K.Pratique | Chroniques juridiques du cabinet KGA Avocats - Marion Moine, Matthieu Bourgeois, 29/08/2019

Un texte longuement débattu. Né du souhait de « stimuler l’économie numérique ainsi que sa croissance globale » (1) , ce nouveau texte est le fruit de la volonté, faite par les autorités, d’exploiter au mieux le potentiel de croissance du commerce électronique. Ecartant le « règlement » - jugé trop intrusif et difficile à rédiger en l’absence d’un droit communautaire des contrats -, c’est l’instrument de la « directive » qui a été privilégié par les autorités communautaires pour s’attaquer à ce vaste chantier. Ainsi, cela fait trois ans et demi maintenant que la commission européenne a présenté deux projets de directives relatives (i) aux contrats de vente en ligne et de toute autre vente à distance de biens et (ii) aux contrats de fourniture de contenus et services numériques. Leur contenu a fait l’objet de nombreux débats, notamment dans le cadre de plusieurs trilogues (parlement et conseil européen ainsi que la commission européenne). Elles ont finalement été adoptées le 15 avril 2019, et peuvent être consultées en cliquant ici. C’est plus particulièrement à la seconde de ces deux directives (dont le délai de transposition donné aux Etats membres est de deux ans) que nous allons nous intéresser.

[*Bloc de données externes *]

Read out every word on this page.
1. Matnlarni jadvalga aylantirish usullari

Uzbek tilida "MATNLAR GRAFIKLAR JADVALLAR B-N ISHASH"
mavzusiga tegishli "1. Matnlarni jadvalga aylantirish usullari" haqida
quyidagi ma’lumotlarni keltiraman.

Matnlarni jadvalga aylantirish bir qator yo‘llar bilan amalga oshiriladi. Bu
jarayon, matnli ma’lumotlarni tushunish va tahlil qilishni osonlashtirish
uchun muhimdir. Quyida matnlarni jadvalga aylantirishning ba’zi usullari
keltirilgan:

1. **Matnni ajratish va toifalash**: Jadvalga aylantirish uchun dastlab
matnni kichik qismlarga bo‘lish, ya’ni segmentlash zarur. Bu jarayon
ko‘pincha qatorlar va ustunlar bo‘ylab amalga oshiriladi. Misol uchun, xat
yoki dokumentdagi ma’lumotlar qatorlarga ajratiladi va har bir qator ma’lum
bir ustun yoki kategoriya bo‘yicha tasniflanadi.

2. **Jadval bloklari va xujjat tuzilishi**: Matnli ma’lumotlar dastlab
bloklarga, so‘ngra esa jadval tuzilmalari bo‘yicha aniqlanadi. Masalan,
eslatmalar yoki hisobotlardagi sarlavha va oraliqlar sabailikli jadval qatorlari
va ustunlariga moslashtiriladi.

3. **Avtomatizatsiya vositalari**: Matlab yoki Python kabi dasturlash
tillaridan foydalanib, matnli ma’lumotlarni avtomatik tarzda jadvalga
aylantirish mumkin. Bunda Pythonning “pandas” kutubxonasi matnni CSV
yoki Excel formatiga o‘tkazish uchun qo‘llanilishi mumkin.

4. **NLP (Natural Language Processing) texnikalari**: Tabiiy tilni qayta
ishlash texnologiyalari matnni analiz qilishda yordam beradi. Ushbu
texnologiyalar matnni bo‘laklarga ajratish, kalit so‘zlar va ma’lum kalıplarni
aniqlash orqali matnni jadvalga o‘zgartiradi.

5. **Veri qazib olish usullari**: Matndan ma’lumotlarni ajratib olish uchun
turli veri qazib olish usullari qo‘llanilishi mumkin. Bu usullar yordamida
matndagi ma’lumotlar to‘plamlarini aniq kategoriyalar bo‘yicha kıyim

La directive relative aux contenus numériques, au cœur des débats. En effet, l’analyse contextuelle de son adoption souligne les difficultés rencontrées par les organes européens quant à son contenu. L’EDPS (« European Data Protection Supervisor ») s’est par exemple ému de ses dispositions qui admettent à - demi-mots - que les données à caractères personnel puissent être la contrepartie de contenus et services numériques, en apparence gratuits (V. infra).

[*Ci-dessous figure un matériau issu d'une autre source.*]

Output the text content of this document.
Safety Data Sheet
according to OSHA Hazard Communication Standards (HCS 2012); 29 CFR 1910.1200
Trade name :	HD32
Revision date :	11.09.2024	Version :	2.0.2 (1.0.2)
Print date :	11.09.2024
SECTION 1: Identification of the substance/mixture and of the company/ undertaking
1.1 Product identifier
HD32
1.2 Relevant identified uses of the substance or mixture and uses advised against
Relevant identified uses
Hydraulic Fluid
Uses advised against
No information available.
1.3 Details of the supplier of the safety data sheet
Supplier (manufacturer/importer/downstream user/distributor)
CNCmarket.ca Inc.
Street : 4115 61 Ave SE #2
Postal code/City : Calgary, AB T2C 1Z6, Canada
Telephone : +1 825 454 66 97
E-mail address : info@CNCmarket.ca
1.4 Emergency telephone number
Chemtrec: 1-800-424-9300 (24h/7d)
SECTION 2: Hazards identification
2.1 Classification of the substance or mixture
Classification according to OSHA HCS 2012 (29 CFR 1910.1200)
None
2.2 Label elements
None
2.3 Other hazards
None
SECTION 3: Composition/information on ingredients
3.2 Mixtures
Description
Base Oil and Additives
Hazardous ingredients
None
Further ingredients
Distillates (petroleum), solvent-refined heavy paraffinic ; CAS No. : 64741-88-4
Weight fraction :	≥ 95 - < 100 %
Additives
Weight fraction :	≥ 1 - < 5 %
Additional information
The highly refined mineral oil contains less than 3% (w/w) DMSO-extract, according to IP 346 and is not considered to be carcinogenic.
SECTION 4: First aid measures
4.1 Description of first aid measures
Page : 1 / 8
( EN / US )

Une protection des consommateurs insuffisante dans le cadre de la fourniture de contenus numériques défectueux. Face au développement exponentiel des technologies de l’information et des communications, ainsi que des contenus et services numériques qu’il est désormais possible de fournir aux consommateurs, les modes de consommations changent. La directive a pour objet de « trouver le bon équilibre entre atteindre un niveau élevé de protection des consommateurs et promouvoir la compétitivité des entreprises » (2) .

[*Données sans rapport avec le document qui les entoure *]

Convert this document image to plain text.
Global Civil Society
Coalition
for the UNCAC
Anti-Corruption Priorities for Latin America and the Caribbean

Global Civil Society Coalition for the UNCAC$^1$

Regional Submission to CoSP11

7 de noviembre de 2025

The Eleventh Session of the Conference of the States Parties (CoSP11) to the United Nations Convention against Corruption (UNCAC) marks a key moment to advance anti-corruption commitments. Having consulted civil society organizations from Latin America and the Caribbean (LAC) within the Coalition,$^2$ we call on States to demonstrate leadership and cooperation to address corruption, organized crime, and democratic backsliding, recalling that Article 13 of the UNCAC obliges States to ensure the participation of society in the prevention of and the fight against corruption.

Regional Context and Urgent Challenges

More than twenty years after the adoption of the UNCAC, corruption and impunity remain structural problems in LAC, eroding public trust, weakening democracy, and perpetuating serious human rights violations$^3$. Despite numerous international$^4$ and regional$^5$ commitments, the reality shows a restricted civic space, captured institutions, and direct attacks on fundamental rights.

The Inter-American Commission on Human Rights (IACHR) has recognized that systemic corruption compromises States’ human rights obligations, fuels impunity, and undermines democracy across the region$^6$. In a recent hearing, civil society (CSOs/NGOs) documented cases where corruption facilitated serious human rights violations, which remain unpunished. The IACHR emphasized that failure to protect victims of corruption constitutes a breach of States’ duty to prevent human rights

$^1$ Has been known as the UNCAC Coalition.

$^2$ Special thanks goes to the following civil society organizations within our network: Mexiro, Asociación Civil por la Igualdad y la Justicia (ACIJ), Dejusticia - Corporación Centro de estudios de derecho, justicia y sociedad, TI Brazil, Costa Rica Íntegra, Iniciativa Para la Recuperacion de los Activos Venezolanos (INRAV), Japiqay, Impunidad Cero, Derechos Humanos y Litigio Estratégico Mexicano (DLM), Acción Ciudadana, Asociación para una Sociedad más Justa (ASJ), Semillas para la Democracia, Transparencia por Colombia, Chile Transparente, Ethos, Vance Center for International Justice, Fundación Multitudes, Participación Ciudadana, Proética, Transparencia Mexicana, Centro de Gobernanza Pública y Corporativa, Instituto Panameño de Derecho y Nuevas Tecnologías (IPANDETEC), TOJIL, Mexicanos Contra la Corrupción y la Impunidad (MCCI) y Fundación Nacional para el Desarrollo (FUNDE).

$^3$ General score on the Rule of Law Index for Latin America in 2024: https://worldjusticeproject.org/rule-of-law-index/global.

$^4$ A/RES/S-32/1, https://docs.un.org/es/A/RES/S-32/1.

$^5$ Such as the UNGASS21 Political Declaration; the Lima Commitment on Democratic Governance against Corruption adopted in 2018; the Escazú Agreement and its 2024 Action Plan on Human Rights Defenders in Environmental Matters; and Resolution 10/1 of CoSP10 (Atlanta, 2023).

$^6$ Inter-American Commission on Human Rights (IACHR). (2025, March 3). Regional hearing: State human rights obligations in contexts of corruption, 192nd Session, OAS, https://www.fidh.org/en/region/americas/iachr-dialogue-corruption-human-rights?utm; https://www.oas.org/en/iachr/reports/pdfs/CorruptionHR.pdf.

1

Une harmonisation nécessaire dans un contexte transfrontalier. Constatant que la disparité des règles nationales pouvait être un frein au développement économique de certains professionnels, et que les consommateurs devaient disposer d’un cadre juridique européen rassurant, la commission a souhaité que des règles uniformes s’appliquent sur tout le territoire de l’Union. Une fois transposée par les Etats membres, cette directive devrait permettre d’étendre la garantie de conformité aux éléments incorporels et de définir notamment les modalités d’exercice des « recours en cas de défaut de conformité ou de défaut de fourniture et les modalités d’exercice de ces recours » . (3)

Une transposition au plus tard le 21 juillet 2021. Le législateur communautaire laisse deux ans aux Etats membres pour transposer cette Directive, prévoyant comme date butoir le 1er juillet 2021, pour une application de ces dispositions à partir du 1er janvier 2022 . (4)

I. CHAMP D’APPLICATION DE LA DIRECTIVE
Seuls les contrats de fourniture de contenus ou services numériques à des consommateurs sont concernés. Il résulte de l’article 3.1. de la directive n°2019/770 dans sa version finale (ci-après la « Directive »), que celle-ci a vocation à s’appliquer aux contrats par lesquels « un professionnel fournit ou s’engage à fournir un contenu numérique ou un service numérique au consommateur». En conséquence, seuls les contrats conclus avec une « personne physique (…) qui agit à des fins qui n’entrent pas dans son activité commerciale, artisanale ou libérale » (5) sont concernés par la Directive.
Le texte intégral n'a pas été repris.